- First quarter product sales increased 4.8% to 14.3 million; Custom folding carton sales up 7.6% to $11.2 million
- Gross margin expanded 540 basis points to 18.3% in the first quarter on improved leverage and continued cost control
- Achieved quarterly net income of $0.3 million, a measurable improvement from a net loss of $0.1 million in prior-year period
- Generated $0.8 million in cash from operating activities during the first quarter of 2013
BUFFALO, N.Y., May 1, 2013 (GLOBE NEWSWIRE) -- MOD-PAC CORP. (Nasdaq:MPAC) (the "Company"), a high value-added, on-demand print services firm that designs and manufactures custom and stock folding cartons, today announced financial results for its first quarter of 2013 ended March 30, 2013.

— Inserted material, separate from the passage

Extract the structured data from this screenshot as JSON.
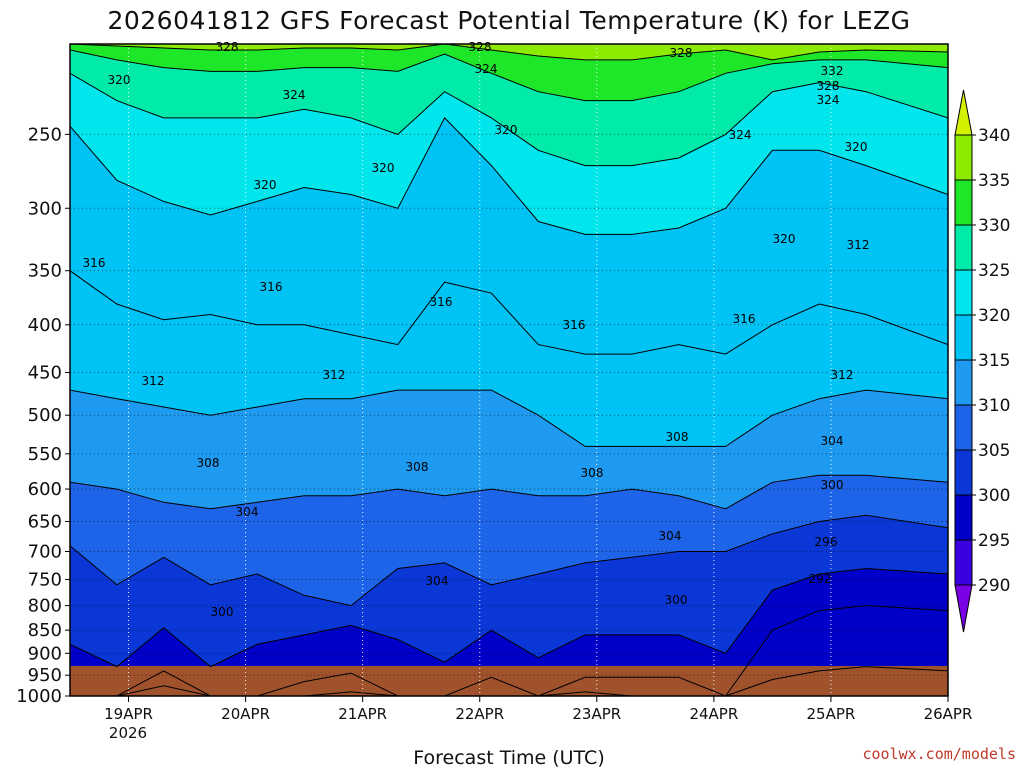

Revenue increased $0.6 million, or 4.5%, to $14.4 million in the first quarter from $13.8 million in the prior-year period on solid custom folding carton sales. The Company realized net income of $0.3 million, or $0.09 per diluted share, for the first quarter of 2013, an improvement from a net loss of $0.1 million, or $0.04 per diluted share, in the 2012 first quarter, reflecting leverage on higher sales and continued cost control.

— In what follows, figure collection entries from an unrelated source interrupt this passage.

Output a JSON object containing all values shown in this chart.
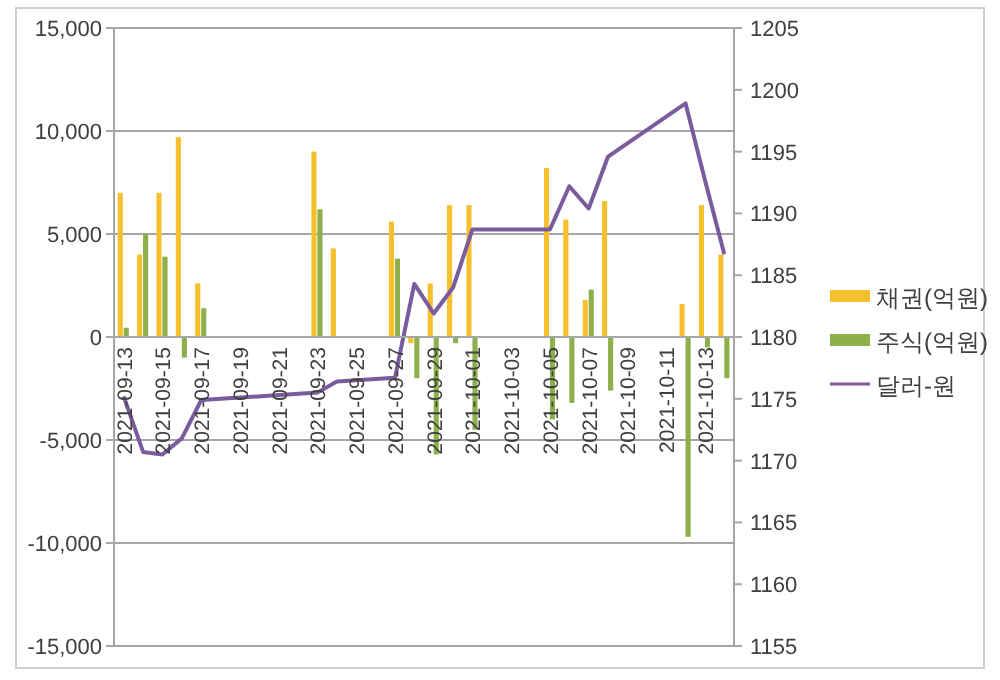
{
  "chart_data": {
    "type": "bar",
    "categories": [
      "2021-09-13",
      null,
      "2021-09-15",
      null,
      "2021-09-17",
      null,
      "2021-09-19",
      null,
      "2021-09-21",
      null,
      "2021-09-23",
      null,
      "2021-09-25",
      null,
      "2021-09-27",
      null,
      "2021-09-29",
      null,
      "2021-10-01",
      null,
      "2021-10-03",
      null,
      "2021-10-05",
      null,
      "2021-10-07",
      null,
      "2021-10-09",
      null,
      "2021-10-11",
      null,
      "2021-10-13",
      null
    ],
    "series": [
      {
        "name": "채권(억원)",
        "color": "#f5c02c",
        "values": [
          7000,
          4000,
          7000,
          9700,
          2600,
          null,
          null,
          null,
          null,
          null,
          9000,
          4300,
          null,
          null,
          5600,
          -300,
          2600,
          6400,
          6400,
          null,
          null,
          null,
          8200,
          5700,
          1800,
          6600,
          null,
          null,
          null,
          1600,
          6400,
          4000
        ]
      },
      {
        "name": "주식(억원)",
        "color": "#8db04a",
        "values": [
          450,
          5000,
          3900,
          -1000,
          1400,
          null,
          null,
          null,
          null,
          null,
          6200,
          null,
          null,
          null,
          3800,
          -2000,
          -5700,
          -300,
          -4500,
          null,
          null,
          null,
          -4000,
          -3200,
          2300,
          -2600,
          null,
          null,
          null,
          -9700,
          -500,
          -2000
        ]
      },
      {
        "name": "달러-원",
        "type": "line",
        "axis": "y2",
        "color": "#7a5c9e",
        "values": [
          1175.2,
          1170.7,
          1170.5,
          1171.8,
          1174.9,
          null,
          null,
          null,
          null,
          null,
          1175.5,
          1176.4,
          null,
          null,
          1176.7,
          1184.3,
          1181.9,
          1184.0,
          1188.7,
          null,
          null,
          null,
          1188.7,
          1192.2,
          1190.4,
          1194.6,
          null,
          null,
          null,
          1198.9,
          1192.7,
          1186.7
        ]
      }
    ],
    "ylim": [
      -15000,
      15000
    ],
    "yticks": [
      {
        "value": -15000,
        "label": "-15,000"
      },
      {
        "value": -10000,
        "label": "-10,000"
      },
      {
        "value": -5000,
        "label": "-5,000"
      },
      0,
      {
        "value": 5000,
        "label": "5,000"
      },
      {
        "value": 10000,
        "label": "10,000"
      },
      {
        "value": 15000,
        "label": "15,000"
      }
    ],
    "y2lim": [
      1155,
      1205
    ],
    "y2ticks": [
      1155,
      1160,
      1165,
      1170,
      1175,
      1180,
      1185,
      1190,
      1195,
      1200,
      1205
    ],
    "grid": "y",
    "legend": "right"
  }
}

Daniel G. Keane, President and CEO, commented, "We realized measurable growth in our core business, custom folding cartons, by capturing additional market share from existing customers. We also achieved margin expansion and an improved bottom-line as a result of our efforts to improve the leverage within the business."Product Line Sales Review: Custom Folding Carton Growth Offsets Lower Stock Packaging and Personalized Print Sales
- Sales of custom folding cartons increased $0.8 million, or 7.6%, to $11.2 million from $10.4 million in the first quarter of 2012. The increase was primarily due to market share gains by capturing new product lines from several existing customers.
- Stock packaging sales were $2.6 million during the three months of 2013, a slight decrease from $2.7 million in the first quarter of 2012.
- First quarter personalized print sales were $0.6 million consistent with the prior-year period.